Les calcaires de l’Armorique forment des bancs jaunâtres à gris-bleu. Ces roches sont constituées à 50% au moins de carbonate de calcium et contiennent parfois une certaine proportion d’argile les rendant plus foncées.

Mode de formation

Le calcaire se forme en milieu aquatique soit par précipitation d’ions Ca2+ dissous dans l’eau en CaCO3, soit par l’activité d’êtres vivants. En effet, le calcaire constitue la coquille des organismes marins, et le squelette de micro-algues et animaux marins. Après la mort de ces organismes, leur accumulation sur le fond marin forme au fil des millions d’années, par compaction, les roches calcaires.

Origine

Les calcaires de l’Armorique contiennent des fossiles de coraux typiques des eaux chaudes et peu profondes des régions tropicales. Ces récifs coralliens construits par des colonies en forme de tubes abritaient une multitude d’espèces (éponges, crinoïdes, algues). Ces organismes vivaient il y a 410 millions d’années (Ma) vers 30° de latitude sud ! Ils témoignent du long voyage de la plaque tectonique Armorica, débuté vers -500 Ma depuis le pôle sud, pour rejoindre sa position actuelle vers 48° nord.

Quelle utilisation par l’homme ?

Le calcaire est rare en Bretagne. Exploité localement lorsqu’il affleurait, il a notamment été utilisé pour la construction du Fort de la Fraternité édifié en 1793 pour protéger la baie de Camaret-sur-Mer. Le gisement fut ensuite exploité dans la seconde moitié du XIXème siècle pour produire de la chaux utile pour la construction des fortifications. Extraites de la falaise, les roches calcaires étaient brûlées dans le four visible en contrebas. Une dizaine de fours à chaux existaient en presqu’île de Crozon, dont le plus imposant était celui de Rosan.

Où observer cette roche ? 

Les plus beaux affleurements de calcaires de l’Armorique sont situés à la Pointe de l’Armorique (Porz Boulou) sur la presqu’île de Plougastel, qui est la localité-type de cette formation géologique, ainsi que dans les falaises de la Fraternité en presqu’île de Crozon.

Le saviez-vous ?

Quelques gouttes d’acide, de vinaigre blanc par exemple, permettent de déterminer si la roche contient du calcaire.
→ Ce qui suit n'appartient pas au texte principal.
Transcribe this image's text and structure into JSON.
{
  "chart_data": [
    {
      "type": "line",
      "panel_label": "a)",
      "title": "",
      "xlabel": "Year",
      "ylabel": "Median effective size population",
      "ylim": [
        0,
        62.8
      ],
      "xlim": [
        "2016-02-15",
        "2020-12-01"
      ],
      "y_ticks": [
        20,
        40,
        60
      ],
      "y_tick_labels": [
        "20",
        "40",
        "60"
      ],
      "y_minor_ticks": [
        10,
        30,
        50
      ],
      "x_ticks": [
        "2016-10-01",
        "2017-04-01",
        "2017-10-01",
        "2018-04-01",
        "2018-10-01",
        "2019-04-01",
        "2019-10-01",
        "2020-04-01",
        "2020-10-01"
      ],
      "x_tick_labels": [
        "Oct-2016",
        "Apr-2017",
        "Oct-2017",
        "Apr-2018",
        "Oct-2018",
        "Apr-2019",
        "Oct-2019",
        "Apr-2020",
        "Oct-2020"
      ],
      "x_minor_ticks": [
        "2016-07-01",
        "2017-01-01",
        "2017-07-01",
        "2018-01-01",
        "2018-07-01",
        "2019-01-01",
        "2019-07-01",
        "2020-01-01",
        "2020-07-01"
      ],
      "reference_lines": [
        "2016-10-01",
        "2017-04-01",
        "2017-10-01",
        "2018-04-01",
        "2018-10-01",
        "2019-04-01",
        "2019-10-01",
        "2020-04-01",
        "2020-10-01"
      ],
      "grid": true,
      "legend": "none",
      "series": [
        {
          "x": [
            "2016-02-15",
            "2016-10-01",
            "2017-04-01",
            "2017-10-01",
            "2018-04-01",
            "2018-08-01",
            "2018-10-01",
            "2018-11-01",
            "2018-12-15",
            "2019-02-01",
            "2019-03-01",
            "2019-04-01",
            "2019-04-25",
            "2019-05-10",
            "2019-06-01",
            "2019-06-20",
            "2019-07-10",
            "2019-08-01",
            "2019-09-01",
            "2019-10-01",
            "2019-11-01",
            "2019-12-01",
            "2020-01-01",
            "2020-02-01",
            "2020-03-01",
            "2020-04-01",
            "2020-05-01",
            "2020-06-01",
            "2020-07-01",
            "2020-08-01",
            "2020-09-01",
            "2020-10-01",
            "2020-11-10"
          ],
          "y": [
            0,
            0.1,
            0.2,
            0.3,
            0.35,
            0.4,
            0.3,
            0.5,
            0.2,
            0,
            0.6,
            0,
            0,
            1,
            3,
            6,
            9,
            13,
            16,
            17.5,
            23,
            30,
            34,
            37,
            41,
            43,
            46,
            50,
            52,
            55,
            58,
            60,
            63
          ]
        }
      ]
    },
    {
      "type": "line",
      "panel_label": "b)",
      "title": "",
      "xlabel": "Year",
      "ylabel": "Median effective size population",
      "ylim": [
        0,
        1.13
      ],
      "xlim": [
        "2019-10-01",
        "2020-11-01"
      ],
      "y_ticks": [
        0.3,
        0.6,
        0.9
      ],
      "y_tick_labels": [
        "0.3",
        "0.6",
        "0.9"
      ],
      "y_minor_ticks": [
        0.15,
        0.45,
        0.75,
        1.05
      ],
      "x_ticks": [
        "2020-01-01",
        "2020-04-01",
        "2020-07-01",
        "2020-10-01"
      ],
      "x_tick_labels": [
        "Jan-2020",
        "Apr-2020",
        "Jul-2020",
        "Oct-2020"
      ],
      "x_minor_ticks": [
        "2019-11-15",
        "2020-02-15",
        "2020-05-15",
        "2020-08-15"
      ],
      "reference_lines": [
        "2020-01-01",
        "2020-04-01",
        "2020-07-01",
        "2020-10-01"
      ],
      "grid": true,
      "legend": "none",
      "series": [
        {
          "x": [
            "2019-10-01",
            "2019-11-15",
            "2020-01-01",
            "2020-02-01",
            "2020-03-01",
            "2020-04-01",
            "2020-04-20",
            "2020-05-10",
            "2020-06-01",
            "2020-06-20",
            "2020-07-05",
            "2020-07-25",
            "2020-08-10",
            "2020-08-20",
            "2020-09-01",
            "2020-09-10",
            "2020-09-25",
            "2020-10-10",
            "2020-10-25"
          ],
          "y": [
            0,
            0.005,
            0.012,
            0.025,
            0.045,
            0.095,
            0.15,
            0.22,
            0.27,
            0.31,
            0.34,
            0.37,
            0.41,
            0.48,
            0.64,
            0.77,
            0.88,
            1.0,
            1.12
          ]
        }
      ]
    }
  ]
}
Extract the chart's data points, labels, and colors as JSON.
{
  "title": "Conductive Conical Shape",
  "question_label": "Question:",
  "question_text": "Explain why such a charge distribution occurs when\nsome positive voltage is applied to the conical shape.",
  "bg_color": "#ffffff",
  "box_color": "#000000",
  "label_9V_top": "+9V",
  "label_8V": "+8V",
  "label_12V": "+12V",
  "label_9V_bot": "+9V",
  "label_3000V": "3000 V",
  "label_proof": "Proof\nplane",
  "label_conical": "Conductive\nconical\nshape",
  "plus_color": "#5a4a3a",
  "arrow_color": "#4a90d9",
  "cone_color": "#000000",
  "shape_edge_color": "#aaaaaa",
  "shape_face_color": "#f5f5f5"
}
En effet, on observe alors une effervescence (bulles) qui marque la réaction chimique de dégazage de CO2. N’oubliez pas lorsque vous partez en randonnée de prendre votre petit tube de vinaigre !

Références

  • Plusquellec Y. (coord.), 1980 – Les schistes et calcaires de l’Armorique (Dévonien inférieur, Massif armoricain). Mém. Soc. Géol. Minéral. Bretagne, 23, 317 p.
  • Plusquellec Y., 1992 – Géologie de la Presqu’îlè de Plougastel. Penn ar Bed, 144/145, 64p.